A piece in today’s Times:
The country’s former top prosecutor approved a controversial policy for rape cases in an effort to counter bad publicity around four prominent acquittals, campaigners have told judges.
A coalition of women’s groups has claimed that “unlawful” changes to rape prosecution policy led to a “shocking and unprecedented” decline in the rates of cases taken to court.
In a highly unusual move, the Court of Appeal has agreed to hear a judicial review of the Crown Prosecution Service’s policy despite the High Court rejecting an application last year.
The End Violence Against Women coalition says that between 2016 and 2018, senior CPS officials changed the way that cases of alleged rape and serious sexual assaults were considered by prosecutors, leading them to become more risk-averse. The legal challenge argues that those actions were unlawful and led to “systemic illegality”.
In written submissions to the court, lawyers for the coalition said that Dame Alison Saunders, then director of prosecutions, allowed concern over adverse publicity about four failed prosecutions five years ago to colour her thinking when agreeing to the policy change. The lawyers highlighted a comment from Dame Alison’s witness statement in which she said that “adverse publicity around specific cases may have been part of the background to discussions at this time”.
Dame Alison went on to say that a decision to hold a series of roadshows to explain the policy to staff “was based upon the bigger picture consideration of decision making across the CPS in serious sexual offences”.
In their submissions the coalition’s legal team said that “regardless of exactly how these four cases factored into the DPP’s analysis . . . any reliance that was placed upon them to justify the actions was wholly misplaced”.
They claimed that in 2015-16 the CPS completed 4,643 prosecutions and that therefore the four cases resulting in acquittals “represented a total of 0.08 per cent” of cases prosecuted that year.
The CPS is opposing the challenge and says there has been no shift in approach.
Phillippa Kaufmann, QC, representing the applicants, told the three senior judges that up to 2016, prosecutors were told to take an “objective approach” to rape cases. It was “drummed into prosecutors over six years” to use a merits-based approach or MBA to “ensure an evidential-based approach”.

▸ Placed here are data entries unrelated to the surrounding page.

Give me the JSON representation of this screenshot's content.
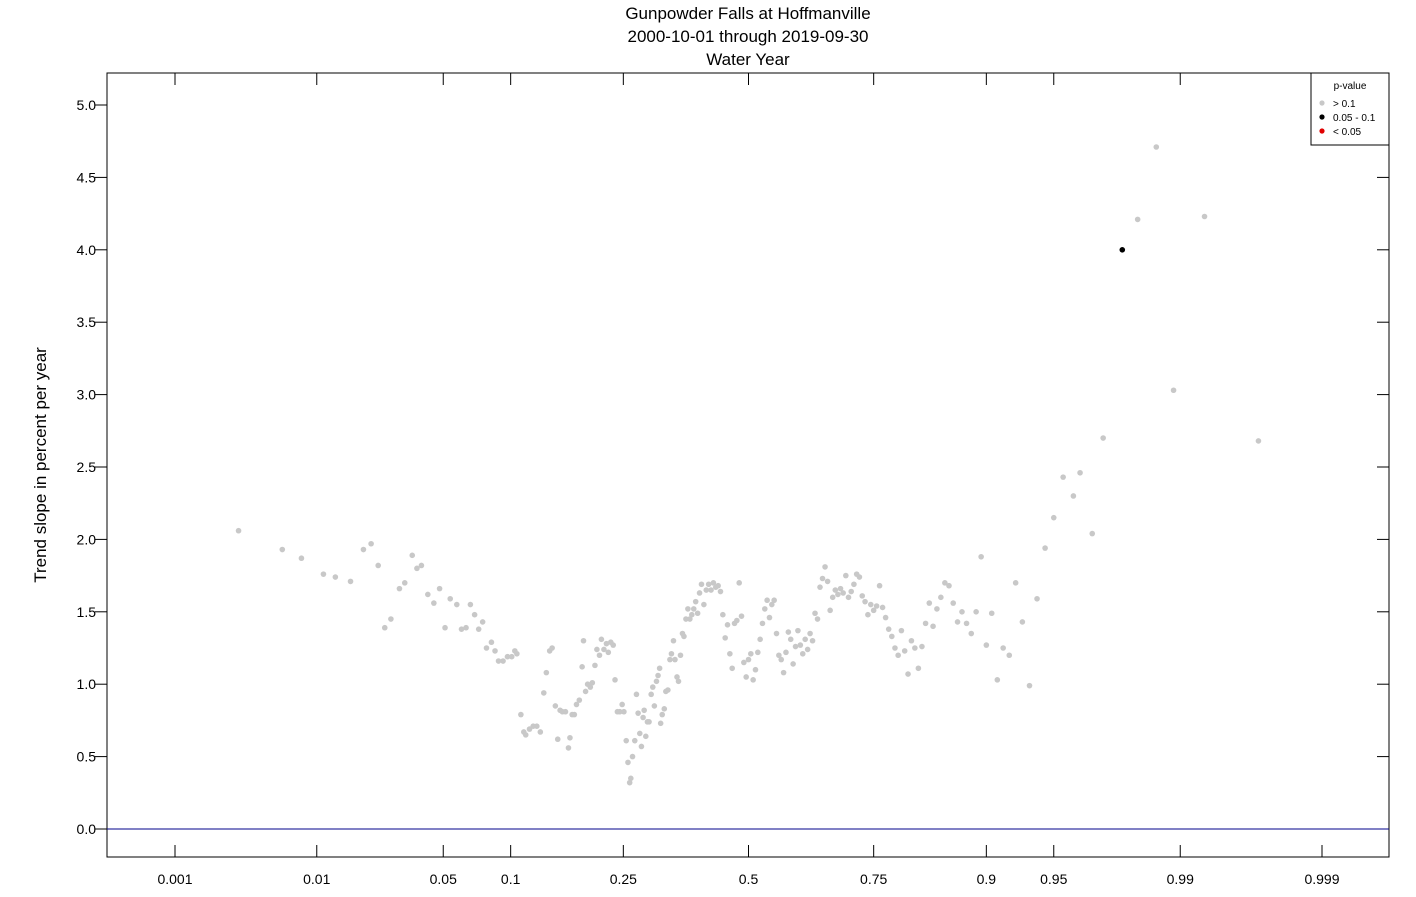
{
  "chart_data": {
    "type": "scatter",
    "title": "Gunpowder Falls at Hoffmanville",
    "subtitle1": "2000-10-01 through 2019-09-30",
    "subtitle2": "Water Year",
    "xlabel": "",
    "ylabel": "Trend slope in percent per year",
    "x_scale": "normal-probability",
    "x_ticks": [
      {
        "p": 0.001,
        "label": "0.001"
      },
      {
        "p": 0.01,
        "label": "0.01"
      },
      {
        "p": 0.05,
        "label": "0.05"
      },
      {
        "p": 0.1,
        "label": "0.1"
      },
      {
        "p": 0.25,
        "label": "0.25"
      },
      {
        "p": 0.5,
        "label": "0.5"
      },
      {
        "p": 0.75,
        "label": "0.75"
      },
      {
        "p": 0.9,
        "label": "0.9"
      },
      {
        "p": 0.95,
        "label": "0.95"
      },
      {
        "p": 0.99,
        "label": "0.99"
      },
      {
        "p": 0.999,
        "label": "0.999"
      }
    ],
    "y_ticks": [
      "0.0",
      "0.5",
      "1.0",
      "1.5",
      "2.0",
      "2.5",
      "3.0",
      "3.5",
      "4.0",
      "4.5",
      "5.0"
    ],
    "ylim": [
      -0.2,
      5.2
    ],
    "zero_line": 0,
    "legend": {
      "position": "top-right",
      "title": "p-value",
      "entries": [
        {
          "label": "> 0.1",
          "color": "#c8c8c8"
        },
        {
          "label": "0.05 - 0.1",
          "color": "#000000"
        },
        {
          "label": "< 0.05",
          "color": "#e00000"
        }
      ]
    },
    "colors": {
      "gt_0_1": "#c8c8c8",
      "between": "#000000",
      "lt_0_05": "#e00000",
      "zero_line": "#00008b"
    },
    "series": [
      {
        "name": "> 0.1",
        "color": "#c8c8c8",
        "points": [
          [
            0.003,
            2.06
          ],
          [
            0.006,
            1.93
          ],
          [
            0.008,
            1.87
          ],
          [
            0.011,
            1.76
          ],
          [
            0.013,
            1.74
          ],
          [
            0.016,
            1.71
          ],
          [
            0.019,
            1.93
          ],
          [
            0.021,
            1.97
          ],
          [
            0.023,
            1.82
          ],
          [
            0.025,
            1.39
          ],
          [
            0.027,
            1.45
          ],
          [
            0.03,
            1.66
          ],
          [
            0.032,
            1.7
          ],
          [
            0.035,
            1.89
          ],
          [
            0.037,
            1.8
          ],
          [
            0.039,
            1.82
          ],
          [
            0.042,
            1.62
          ],
          [
            0.045,
            1.56
          ],
          [
            0.048,
            1.66
          ],
          [
            0.051,
            1.39
          ],
          [
            0.054,
            1.59
          ],
          [
            0.058,
            1.55
          ],
          [
            0.061,
            1.38
          ],
          [
            0.064,
            1.39
          ],
          [
            0.067,
            1.55
          ],
          [
            0.07,
            1.48
          ],
          [
            0.073,
            1.38
          ],
          [
            0.076,
            1.43
          ],
          [
            0.079,
            1.25
          ],
          [
            0.083,
            1.29
          ],
          [
            0.086,
            1.23
          ],
          [
            0.089,
            1.16
          ],
          [
            0.093,
            1.16
          ],
          [
            0.097,
            1.19
          ],
          [
            0.101,
            1.19
          ],
          [
            0.104,
            1.23
          ],
          [
            0.106,
            1.21
          ],
          [
            0.11,
            0.79
          ],
          [
            0.113,
            0.67
          ],
          [
            0.115,
            0.65
          ],
          [
            0.119,
            0.69
          ],
          [
            0.123,
            0.71
          ],
          [
            0.127,
            0.71
          ],
          [
            0.131,
            0.67
          ],
          [
            0.135,
            0.94
          ],
          [
            0.138,
            1.08
          ],
          [
            0.142,
            1.23
          ],
          [
            0.145,
            1.25
          ],
          [
            0.149,
            0.85
          ],
          [
            0.152,
            0.62
          ],
          [
            0.155,
            0.82
          ],
          [
            0.158,
            0.81
          ],
          [
            0.162,
            0.81
          ],
          [
            0.166,
            0.56
          ],
          [
            0.168,
            0.63
          ],
          [
            0.171,
            0.79
          ],
          [
            0.174,
            0.79
          ],
          [
            0.177,
            0.86
          ],
          [
            0.181,
            0.89
          ],
          [
            0.185,
            1.12
          ],
          [
            0.187,
            1.3
          ],
          [
            0.19,
            0.95
          ],
          [
            0.193,
            1.0
          ],
          [
            0.197,
            0.98
          ],
          [
            0.2,
            1.01
          ],
          [
            0.204,
            1.13
          ],
          [
            0.207,
            1.24
          ],
          [
            0.211,
            1.2
          ],
          [
            0.214,
            1.31
          ],
          [
            0.218,
            1.24
          ],
          [
            0.222,
            1.28
          ],
          [
            0.225,
            1.22
          ],
          [
            0.229,
            1.29
          ],
          [
            0.233,
            1.27
          ],
          [
            0.236,
            1.03
          ],
          [
            0.24,
            0.81
          ],
          [
            0.244,
            0.81
          ],
          [
            0.248,
            0.86
          ],
          [
            0.251,
            0.81
          ],
          [
            0.255,
            0.61
          ],
          [
            0.258,
            0.46
          ],
          [
            0.261,
            0.32
          ],
          [
            0.263,
            0.35
          ],
          [
            0.266,
            0.5
          ],
          [
            0.27,
            0.61
          ],
          [
            0.273,
            0.93
          ],
          [
            0.276,
            0.8
          ],
          [
            0.279,
            0.66
          ],
          [
            0.282,
            0.57
          ],
          [
            0.285,
            0.77
          ],
          [
            0.287,
            0.82
          ],
          [
            0.29,
            0.64
          ],
          [
            0.293,
            0.74
          ],
          [
            0.296,
            0.74
          ],
          [
            0.3,
            0.93
          ],
          [
            0.303,
            0.98
          ],
          [
            0.306,
            0.85
          ],
          [
            0.31,
            1.02
          ],
          [
            0.313,
            1.06
          ],
          [
            0.316,
            1.11
          ],
          [
            0.318,
            0.73
          ],
          [
            0.321,
            0.79
          ],
          [
            0.325,
            0.83
          ],
          [
            0.328,
            0.95
          ],
          [
            0.332,
            0.96
          ],
          [
            0.336,
            1.17
          ],
          [
            0.339,
            1.21
          ],
          [
            0.343,
            1.3
          ],
          [
            0.346,
            1.17
          ],
          [
            0.35,
            1.05
          ],
          [
            0.353,
            1.02
          ],
          [
            0.357,
            1.2
          ],
          [
            0.361,
            1.35
          ],
          [
            0.364,
            1.33
          ],
          [
            0.368,
            1.45
          ],
          [
            0.372,
            1.52
          ],
          [
            0.376,
            1.45
          ],
          [
            0.38,
            1.48
          ],
          [
            0.384,
            1.52
          ],
          [
            0.388,
            1.57
          ],
          [
            0.392,
            1.49
          ],
          [
            0.396,
            1.63
          ],
          [
            0.4,
            1.69
          ],
          [
            0.405,
            1.55
          ],
          [
            0.41,
            1.65
          ],
          [
            0.415,
            1.69
          ],
          [
            0.42,
            1.65
          ],
          [
            0.425,
            1.7
          ],
          [
            0.43,
            1.67
          ],
          [
            0.435,
            1.68
          ],
          [
            0.44,
            1.64
          ],
          [
            0.445,
            1.48
          ],
          [
            0.45,
            1.32
          ],
          [
            0.455,
            1.41
          ],
          [
            0.46,
            1.21
          ],
          [
            0.465,
            1.11
          ],
          [
            0.47,
            1.42
          ],
          [
            0.475,
            1.44
          ],
          [
            0.48,
            1.7
          ],
          [
            0.485,
            1.47
          ],
          [
            0.49,
            1.15
          ],
          [
            0.495,
            1.05
          ],
          [
            0.5,
            1.17
          ],
          [
            0.505,
            1.21
          ],
          [
            0.51,
            1.03
          ],
          [
            0.515,
            1.1
          ],
          [
            0.52,
            1.22
          ],
          [
            0.525,
            1.31
          ],
          [
            0.53,
            1.42
          ],
          [
            0.535,
            1.52
          ],
          [
            0.54,
            1.58
          ],
          [
            0.545,
            1.46
          ],
          [
            0.55,
            1.55
          ],
          [
            0.555,
            1.58
          ],
          [
            0.56,
            1.35
          ],
          [
            0.565,
            1.2
          ],
          [
            0.57,
            1.17
          ],
          [
            0.575,
            1.08
          ],
          [
            0.58,
            1.22
          ],
          [
            0.585,
            1.36
          ],
          [
            0.59,
            1.31
          ],
          [
            0.595,
            1.14
          ],
          [
            0.6,
            1.26
          ],
          [
            0.605,
            1.37
          ],
          [
            0.61,
            1.27
          ],
          [
            0.615,
            1.21
          ],
          [
            0.62,
            1.31
          ],
          [
            0.625,
            1.24
          ],
          [
            0.63,
            1.35
          ],
          [
            0.635,
            1.3
          ],
          [
            0.64,
            1.49
          ],
          [
            0.645,
            1.45
          ],
          [
            0.65,
            1.67
          ],
          [
            0.655,
            1.73
          ],
          [
            0.66,
            1.81
          ],
          [
            0.665,
            1.71
          ],
          [
            0.67,
            1.51
          ],
          [
            0.675,
            1.6
          ],
          [
            0.68,
            1.65
          ],
          [
            0.685,
            1.62
          ],
          [
            0.69,
            1.66
          ],
          [
            0.695,
            1.63
          ],
          [
            0.7,
            1.75
          ],
          [
            0.705,
            1.6
          ],
          [
            0.71,
            1.64
          ],
          [
            0.715,
            1.69
          ],
          [
            0.72,
            1.76
          ],
          [
            0.725,
            1.74
          ],
          [
            0.73,
            1.61
          ],
          [
            0.735,
            1.57
          ],
          [
            0.74,
            1.48
          ],
          [
            0.745,
            1.55
          ],
          [
            0.75,
            1.51
          ],
          [
            0.755,
            1.54
          ],
          [
            0.76,
            1.68
          ],
          [
            0.765,
            1.53
          ],
          [
            0.77,
            1.46
          ],
          [
            0.775,
            1.38
          ],
          [
            0.78,
            1.33
          ],
          [
            0.785,
            1.25
          ],
          [
            0.79,
            1.2
          ],
          [
            0.795,
            1.37
          ],
          [
            0.8,
            1.23
          ],
          [
            0.805,
            1.07
          ],
          [
            0.81,
            1.3
          ],
          [
            0.815,
            1.25
          ],
          [
            0.82,
            1.11
          ],
          [
            0.825,
            1.26
          ],
          [
            0.83,
            1.42
          ],
          [
            0.835,
            1.56
          ],
          [
            0.84,
            1.4
          ],
          [
            0.845,
            1.52
          ],
          [
            0.85,
            1.6
          ],
          [
            0.855,
            1.7
          ],
          [
            0.86,
            1.68
          ],
          [
            0.865,
            1.56
          ],
          [
            0.87,
            1.43
          ],
          [
            0.875,
            1.5
          ],
          [
            0.88,
            1.42
          ],
          [
            0.885,
            1.35
          ],
          [
            0.89,
            1.5
          ],
          [
            0.895,
            1.88
          ],
          [
            0.9,
            1.27
          ],
          [
            0.905,
            1.49
          ],
          [
            0.91,
            1.03
          ],
          [
            0.915,
            1.25
          ],
          [
            0.92,
            1.2
          ],
          [
            0.925,
            1.7
          ],
          [
            0.93,
            1.43
          ],
          [
            0.935,
            0.99
          ],
          [
            0.94,
            1.59
          ],
          [
            0.945,
            1.94
          ],
          [
            0.95,
            2.15
          ],
          [
            0.955,
            2.43
          ],
          [
            0.96,
            2.3
          ],
          [
            0.963,
            2.46
          ],
          [
            0.968,
            2.04
          ],
          [
            0.972,
            2.7
          ],
          [
            0.982,
            4.21
          ],
          [
            0.986,
            4.71
          ],
          [
            0.989,
            3.03
          ],
          [
            0.993,
            4.23
          ],
          [
            0.997,
            2.68
          ]
        ]
      },
      {
        "name": "0.05 - 0.1",
        "color": "#000000",
        "points": [
          [
            0.978,
            4.0
          ]
        ]
      }
    ]
  }
}
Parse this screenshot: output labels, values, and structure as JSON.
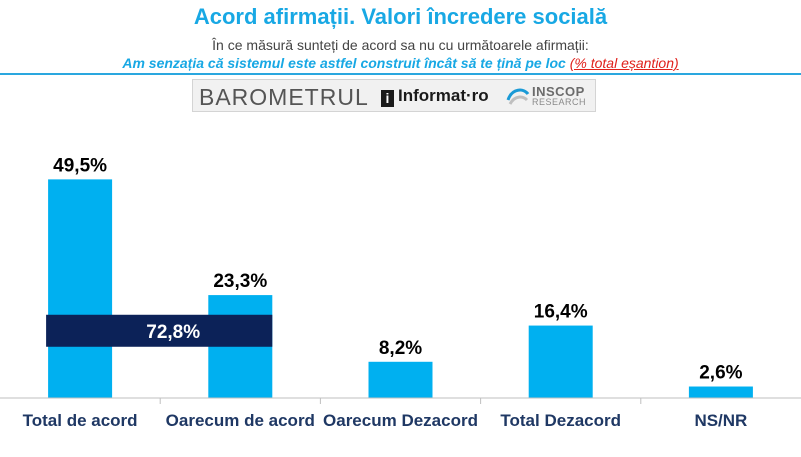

Ms Kaufmann said that from September 2016 it was decided to take a “fundamentally different course” and “do away” with the MBA, which created a risk that prosecutors ended up not prosecuting cases that did meet legal tests to do so.
She said that from November 2016, prosecutors were “trained away” from the MBA, particularly during the roadshows.
Both the volume of rape cases charged and the charging rate had fallen since 2016-17, she added. Between 2009-10 and 2016-17, an average of 3,446 rape cases were charged each year, slipping to 2,822 in 2017-18.
In addition the charging rate “declined precipitously” from 56 per cent in 2016-17 to 47 per cent in 2017-18 and 34 per cent in 2018-19.
The hearing, before Lord Burnett of Maldon, the lord chief justice, Lord Justice Holroyde and Lady Justice Elisabeth Laing is expected to finish today and judgment is likely at a later date.